We can be honest that we do sometimes grow weary. Dismayed, distressed, depressed, defeated, forlorn – or just complacent (in the words of a Kris Kristofferson song, “I get lazy, and forget my obligations.”)
This is why it is so good and important to return to the wellspring of our faith and the deep roots of wisdom in our tradition that have seen folks through thick and thin.
This is why faith is a practice. Part of that practice is returning, again and again, to simply doing the next right thing we can find to do, for the benefit of all – whether we feel like it or not.
It helps to continue to remind ourselves that we are in no position to stand in judgment of others or to feel resentful, for we too do things that trash the greater good, we too have benefitted from others cleaning up our messes, we too have relied on free gifts and undeserved generosity of others. Above all we benefit from the gift of grace from God, which we don’t earn by doing the right things or believing the right things or being the right kind of person, but we simply receive as we are – regardless of merit – due to the unconditional love of our God.
When we let this grace into our hearts, it helps us to “be merciful as your Creator is merciful,” as Jesus said. When we let this into our hearts, it helps us to “give to everyone who asks of you,” as Jesus taught. When we let this into our hearts, it helps us to do our duty for the greater good, even if it feels lonely, even when it doesn’t seem like there are enough other people who care.
You see that this is about far more than just picking up thy neighbor’s litter, or stomping on bugs that threaten our trees, as important as those are.
Each of us here have something our heart, if we’re honest to God, that we feel morally convicted about it, called to do what is right for the good of all.

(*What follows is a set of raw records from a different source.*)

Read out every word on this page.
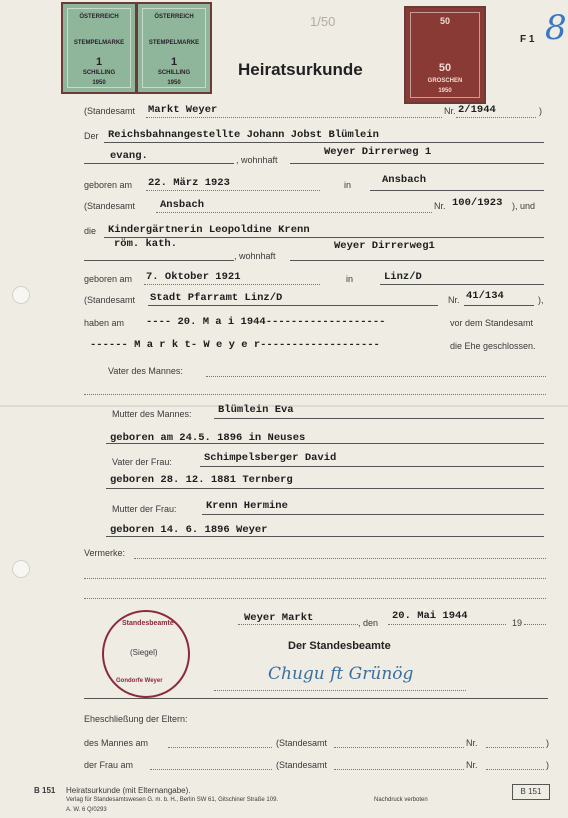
ÖSTERREICH
STEMPELMARKE
1
SCHILLING
1950
ÖSTERREICH
STEMPELMARKE
1
SCHILLING
1950
50
50
GROSCHEN
1950
1/50
F 1 8
Heiratsurkunde
(Standesamt Markt Weyer	Nr. 2/1944	)
Der Reichsbahnangestellte Johann Jobst Blümlein
evang.	, wohnhaft
Weyer Dirrerweg 1
geboren am 22. März 1923	in	Ansbach
(Standesamt Ansbach	Nr. 100/1923 ), und
die Kindergärtnerin Leopoldine Krenn
röm. kath.
, wohnhaft
Weyer Dirrerweg1
geboren am 7. Oktober 1921	in	Linz/D
(Standesamt Stadt Pfarramt Linz/D	Nr. 41/134	),
haben am ---- 20. M a i 1944-------------------	vor dem Standesamt
------ M a r k t- W e y e r-------------------	die Ehe geschlossen.
Vater des Mannes:
Mutter des Mannes:	Blümlein Eva
geboren am 24.5. 1896 in Neuses
Vater der Frau:	Schimpelsberger David
geboren 28. 12. 1881 Ternberg
Mutter der Frau:	Krenn Hermine
geboren 14. 6. 1896 Weyer
Vermerke:
Weyer Markt	, den
20. Mai 1944
19
Standesbeamte
(Siegel)
Gondorfe Weyer
Der Standesbeamte
Chugu ft Grünög
Eheschließung der Eltern:
des Mannes am	(Standesamt	Nr.	)
der Frau am	(Standesamt	Nr.	)
B 151 Heiratsurkunde (mit Elternangabe).
Verlag für Standesamtswesen G. m. b. H., Berlin SW 61, Gitschiner Straße 109.	Nachdruck verboten
A. W. 6 Q/0293
B 151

What work can you, can we join to do the right thing, the faithful thing, in the face at that moral crisis?
“Let us not grow weary.”
It helps to find those who have not grown weary and join them. Faith is contagious like that.
So let me offer one last example of folks who have not grown weary in doing what is right:
This past few of weeks I have been fortunate to connect with our partners at the Great Valley Food Cupboard, where we donate the veggies we raise in our church garden; and with the good folks at Alianzas, whose food pantry we collect donations for, which serves immigrant communities in Chester County; and the folks coordinating the service ministries at our sibling church, Old First UCC, who are now welcoming new residents into their supportive housing they just built for folks coming out of the experience of homelessness. Also, the past couple of weeks Rachel and I have both done some volunteering for the Northwest Philadelphia Mutual Aid Collective, which collects and distributes food for seniors, folks with disabilities, and low income folks in ours and surrounding neighborhoods.
I’ll tell you, my faith is strengthened just by being around these strong and humble souls who are just doing the good work week in, week out. I’ll also tell you, every single person I spoke with who helps with these various efforts, in one way or another, talked about how much more difficult their work has gotten this year, how much greater the need and harder it is to access aid. They each were clear sighted that there is every reason to expect that it will very likely get worse for the vulnerable populations with whom they work. Yet, to the person, they did not show a shadow of despair about it, but only greater determination. These are tough souls, who have done the good work through many seasons, and are resolved to continue through the seasons to come. These are folks of strong and clear faith with the unwavering practice of simply doing the next right thing, for the benefit of all.
I thank God for them, I thank God for you all. I thank God that we are never alone, but always have Jesus to guide us and the saints to encourage us.
Thanks be to God.
Delivered Sunday, August 3, 2025, by Rev. Nathaniel Mahlberg, at the United Church of Christ at Valley Forge.